Meinen letzten Blog habe ich vor mehr als einem halben Jahr veröffentlicht. Da waren wir noch mitten im Lockdown.
Aufgrund des online-Yoga Unterrichts hatte ich während des Lockdowns nicht wirklich viel mehr freie Zeit als ohne – habe es mir aber wohl irgendwie eingebildet. Mit dem Ergebnis, dass ich eine kreative Idee nach der Anderen hatte (zum Sanskrit-Unterricht, zur Yoga Sūtra, zur Yoga Philosophie allgemein, zum Reaktivieren von Sprachen, die ich seit 20 Jahren nicht mehr verwendet habe), so dass das Bloggen hinten runter fiel. Hinzu kamen im Außen die Großbaustelle (die erst jetzt, 14 Monate nach der Überflutung des gesamten unteren Geschosses, langsam zum Abschluss kommt), zwei Leistenbruch Operationen – und seit Mai glücklicherweise wieder der Beginn des Unterrichts vor Ort inklusive jeder Menge Einzelunterricht.

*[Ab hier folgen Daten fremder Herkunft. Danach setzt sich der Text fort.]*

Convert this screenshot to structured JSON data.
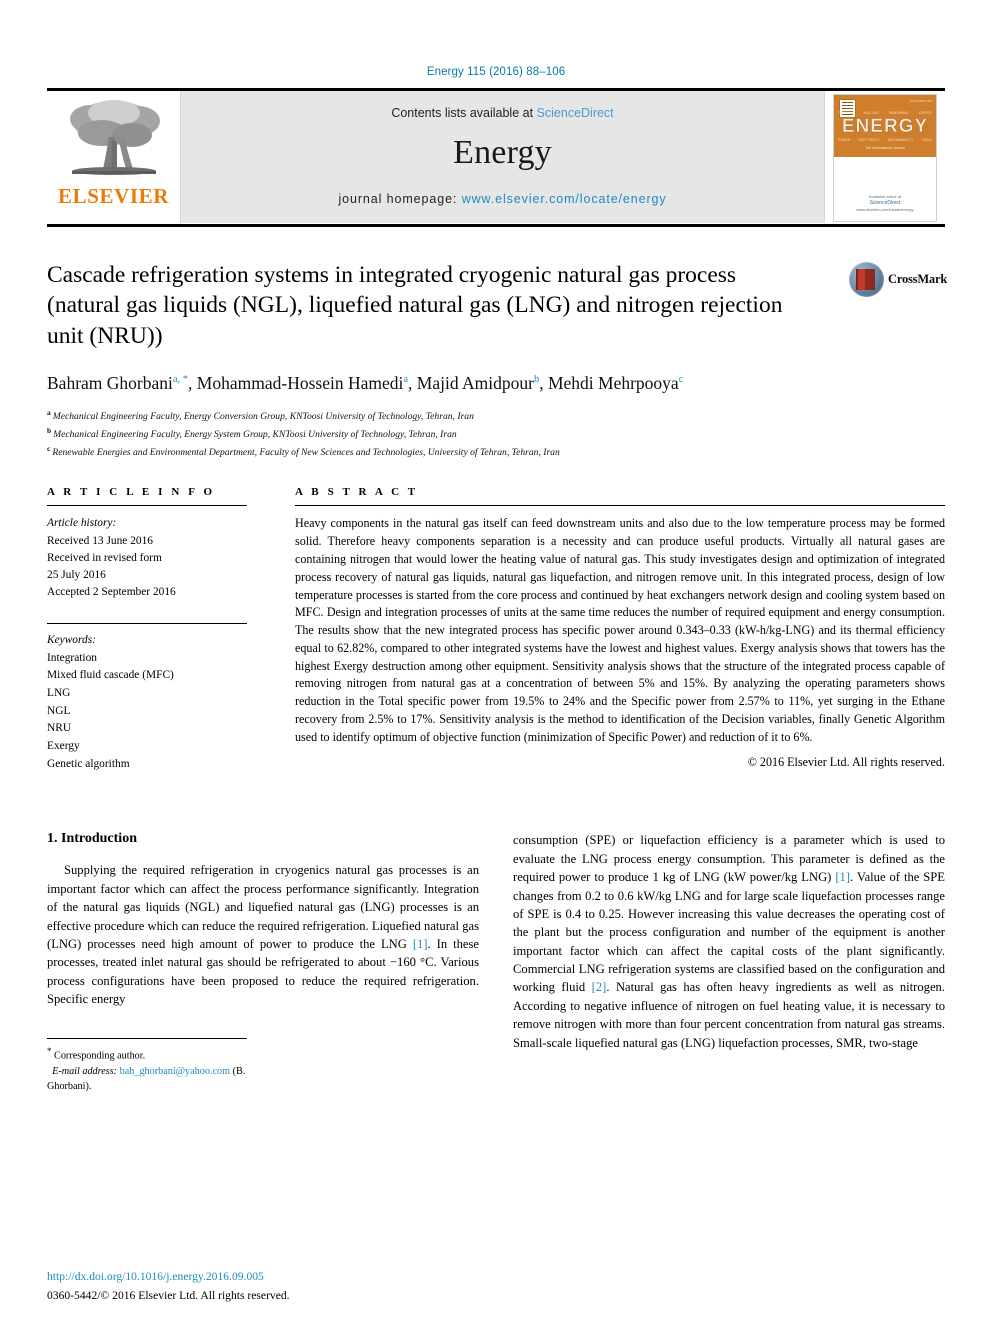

Nun also das Ende des Blog-Downs – mögen Dich die Themen aus den unterschiedlichsten Bereichen, zu denen ich mich äußern möchte (von der Āsana Praxis über die Yoga Philosophie und Sanskrit zur Energiearbeit, von allgemein interessierenden Themen zu spirituellen Fragen, und auch weiter gelegentlich Buchbesprechungen) ansprechen.
Den Blog-Block beenden möchte ich mit einem „handgreiflichen“ Thema. Es geht um die Frage:
Wie macht man eine bestimmte Āsana richtig?
Das Thema geht auf eine Anregung von Katja zurück, die seit nunmehr zwei Jahren in Istanbul Aṣṭāṅga praktiziert. Mit Katjas Zustimmung und CtrlC und CtrlV zitiere ich einfach aus ihrer eMail von Anfang März:
„gestern schaukelte sich ein Thema hoch in einer der Ashtanga Facebookgruppen. Es ging um ein Erklärvideo. Da wurden verschiedene Ausführungen von heraufschauender Hund gezeigt und dann mit dem Finger gewedelt: „Nein, so nicht“. Nun war es so, dass die Korrekturen zwar die Ausführung ästhetischer machten, aber etliche „erfahrene“ Ashtangis (darunter vermutlich einige Lehrer) warnten, dass diese hübsche „richtige“ Ausführung nur möglich sei, wenn man hypermobile Schultern hat. Das führte zu verzweifelten Fragen, wie denn die Asana nun „wirklich“ gemacht werden soll. Was ist richtig? [Meine (Katjas) Antwort war: Es ist die Version, die Dir die Arbeit/Wirkung der Asana ermöglicht, ohne dass Du Dich dabei verletzt.)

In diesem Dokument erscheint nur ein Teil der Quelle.